En busca de esa efedrina, los pesquisas allanaron ayer
durante horas el puerto de Buenos Aires, donde procuraron encontrar rastros de ese precursor
químico utilizado para elaborar drogas sintéticas en unos 120 tambores de aceite para curtiembre
que iban a ser embarcados a Brasil.
Las sospechas de los investigadores apuntan a que el dueño
de la distribuidora Droguería Masterfarm S.A., Jorge Alberto Ochoa, importó la efedrina que luego
fue desviada al mercado ilegal para la producción de metanfetaminas.
En base a esos indicios, el 4 de septiembre, el juez
federal de Campana, Federico Faggionatto Márquez, ordenó la detención de Ochoa y el allanamiento a
la droguería en Constituyentes 390, de General Pacheco, donde no había nadie y parecía
"recientemente abandonada".
Fuentes policiales informaron a la agencia Télam que dentro
de la empresa había un freezer aún enchufado, cuatro pallets en los cuales se presume que habían
sido apoyados varios tambores y documentación sobre la compra de 650 kilos de efedrina a nombre de
Masterfarm.
La Sedronar (Secretaría antidrogas) fue la que aportó los
datos sobre esa droguería, tras elaborar un relevamiento de las empresas que adquirieron efedrina
en grandes cantidades en lo que va del año.
En el puerto.
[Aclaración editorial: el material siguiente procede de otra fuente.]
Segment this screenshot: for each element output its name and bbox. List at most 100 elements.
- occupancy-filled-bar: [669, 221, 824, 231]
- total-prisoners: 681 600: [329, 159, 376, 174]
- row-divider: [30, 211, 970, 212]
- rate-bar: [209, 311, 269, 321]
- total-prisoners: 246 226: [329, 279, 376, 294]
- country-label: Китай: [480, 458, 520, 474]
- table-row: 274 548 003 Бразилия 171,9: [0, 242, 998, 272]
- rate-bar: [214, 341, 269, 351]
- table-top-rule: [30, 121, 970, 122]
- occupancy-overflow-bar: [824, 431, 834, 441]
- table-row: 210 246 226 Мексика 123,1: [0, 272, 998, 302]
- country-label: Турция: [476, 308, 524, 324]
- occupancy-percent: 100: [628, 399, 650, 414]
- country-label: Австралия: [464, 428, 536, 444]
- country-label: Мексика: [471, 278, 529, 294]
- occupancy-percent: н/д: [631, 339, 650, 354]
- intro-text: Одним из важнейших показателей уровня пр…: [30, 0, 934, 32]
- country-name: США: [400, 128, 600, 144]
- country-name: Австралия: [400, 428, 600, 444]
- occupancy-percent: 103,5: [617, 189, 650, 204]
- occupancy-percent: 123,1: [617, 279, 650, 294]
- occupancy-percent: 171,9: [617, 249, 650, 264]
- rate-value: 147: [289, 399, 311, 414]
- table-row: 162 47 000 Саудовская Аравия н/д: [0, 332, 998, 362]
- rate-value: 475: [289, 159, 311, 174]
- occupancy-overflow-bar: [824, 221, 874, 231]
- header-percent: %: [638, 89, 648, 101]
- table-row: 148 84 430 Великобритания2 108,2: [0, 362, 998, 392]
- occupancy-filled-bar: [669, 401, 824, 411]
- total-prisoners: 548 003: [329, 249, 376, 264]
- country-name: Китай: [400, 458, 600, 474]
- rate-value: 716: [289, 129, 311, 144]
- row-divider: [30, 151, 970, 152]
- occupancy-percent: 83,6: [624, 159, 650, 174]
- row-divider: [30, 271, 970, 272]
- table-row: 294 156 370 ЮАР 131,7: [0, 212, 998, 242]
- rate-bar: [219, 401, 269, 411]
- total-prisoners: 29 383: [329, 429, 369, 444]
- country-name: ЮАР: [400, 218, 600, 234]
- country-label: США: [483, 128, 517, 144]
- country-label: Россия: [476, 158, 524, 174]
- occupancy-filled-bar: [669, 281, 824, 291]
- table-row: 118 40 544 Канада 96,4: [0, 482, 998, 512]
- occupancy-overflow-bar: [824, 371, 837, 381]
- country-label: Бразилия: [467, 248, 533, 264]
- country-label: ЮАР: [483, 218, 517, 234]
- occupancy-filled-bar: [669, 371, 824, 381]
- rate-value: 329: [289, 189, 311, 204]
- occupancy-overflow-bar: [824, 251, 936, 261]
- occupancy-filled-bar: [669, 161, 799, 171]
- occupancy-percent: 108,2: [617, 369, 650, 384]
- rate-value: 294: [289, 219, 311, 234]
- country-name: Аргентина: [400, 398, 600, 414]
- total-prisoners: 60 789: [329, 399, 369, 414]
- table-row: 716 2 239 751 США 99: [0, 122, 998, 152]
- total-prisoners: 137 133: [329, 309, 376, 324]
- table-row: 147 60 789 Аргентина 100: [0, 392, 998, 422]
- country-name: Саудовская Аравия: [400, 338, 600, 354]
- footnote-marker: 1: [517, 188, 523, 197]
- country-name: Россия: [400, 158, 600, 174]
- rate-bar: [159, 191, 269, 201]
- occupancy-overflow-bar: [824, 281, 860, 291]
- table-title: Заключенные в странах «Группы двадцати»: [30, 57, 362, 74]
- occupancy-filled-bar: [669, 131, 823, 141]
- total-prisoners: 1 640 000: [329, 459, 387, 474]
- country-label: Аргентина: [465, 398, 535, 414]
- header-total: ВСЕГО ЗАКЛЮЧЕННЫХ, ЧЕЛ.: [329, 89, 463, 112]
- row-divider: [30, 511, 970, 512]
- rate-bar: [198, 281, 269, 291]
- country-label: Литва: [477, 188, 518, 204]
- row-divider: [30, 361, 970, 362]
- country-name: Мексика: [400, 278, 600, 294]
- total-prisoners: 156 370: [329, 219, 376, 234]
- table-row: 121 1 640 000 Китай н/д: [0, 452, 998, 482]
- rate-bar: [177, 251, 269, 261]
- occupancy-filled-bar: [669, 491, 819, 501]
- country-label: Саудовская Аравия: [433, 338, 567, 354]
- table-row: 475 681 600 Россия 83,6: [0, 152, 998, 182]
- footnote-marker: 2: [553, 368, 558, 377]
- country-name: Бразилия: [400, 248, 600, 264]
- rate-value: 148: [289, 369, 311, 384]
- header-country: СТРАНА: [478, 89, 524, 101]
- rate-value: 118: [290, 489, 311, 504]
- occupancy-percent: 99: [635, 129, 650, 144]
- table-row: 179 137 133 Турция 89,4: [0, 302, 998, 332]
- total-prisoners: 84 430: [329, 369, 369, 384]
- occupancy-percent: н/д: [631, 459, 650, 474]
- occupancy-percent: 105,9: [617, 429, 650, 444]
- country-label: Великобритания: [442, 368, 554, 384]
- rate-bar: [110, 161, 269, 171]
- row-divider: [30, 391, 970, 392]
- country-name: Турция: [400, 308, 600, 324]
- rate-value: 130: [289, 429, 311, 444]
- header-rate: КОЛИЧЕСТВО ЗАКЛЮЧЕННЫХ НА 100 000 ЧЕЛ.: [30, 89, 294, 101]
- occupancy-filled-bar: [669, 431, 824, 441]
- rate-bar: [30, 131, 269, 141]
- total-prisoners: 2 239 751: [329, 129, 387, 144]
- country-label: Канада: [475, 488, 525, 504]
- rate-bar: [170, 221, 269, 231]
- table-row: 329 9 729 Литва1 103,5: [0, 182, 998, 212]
Mientras buscan a Ochoa, los investigadores junto a expertos de
Policía Científica allanaron ayer la Terminal 5 del puerto de Buenos Aires, donde encontraron un
container con 120 tambores de aceites para curtiembre, similares a los hallados en un galpón de
General Rodríguez, alquilado por el ex funcionario municipal Manuel Poggi, detenido en la causa, y
en los que había restos de efedrina.
Los peritos químicos extrajeron una serie de muestras del
contenido de esos tambores que fueron llevadas a los laboratorios de la fuerza en la ciudad de La
Plata.
Si bien en un primer momento la prueba del "narcotest" dio
negativo en efedrina pero positivo en metanfetamina, en los análisis posteriores que esta noche se
seguían realizando en los laboratorios platenses no se hallaron rastros de esas sustancias.
Las sospechas sugieren que la efedrina pudo haber sido
diluida en el aceite mediante la utilización de algún producto químico para evitar que pudiera ser
rastreada por el scanner de la Aduana.
El juez Faggionatto Márquez determinó que los tambores
secuestrados pertenecen a la empresa F&S Group S.R.L. y tenían como destino final la empresa
"Rocouro" en Brasil.
El contador. El juez federal llegó a ese embarque tras allanar el viernes a la
noche la casa del contador de F&S Group donde encontró documentos que acreditaba el envío de
los 120 tambores al puerto de Buenos Aires.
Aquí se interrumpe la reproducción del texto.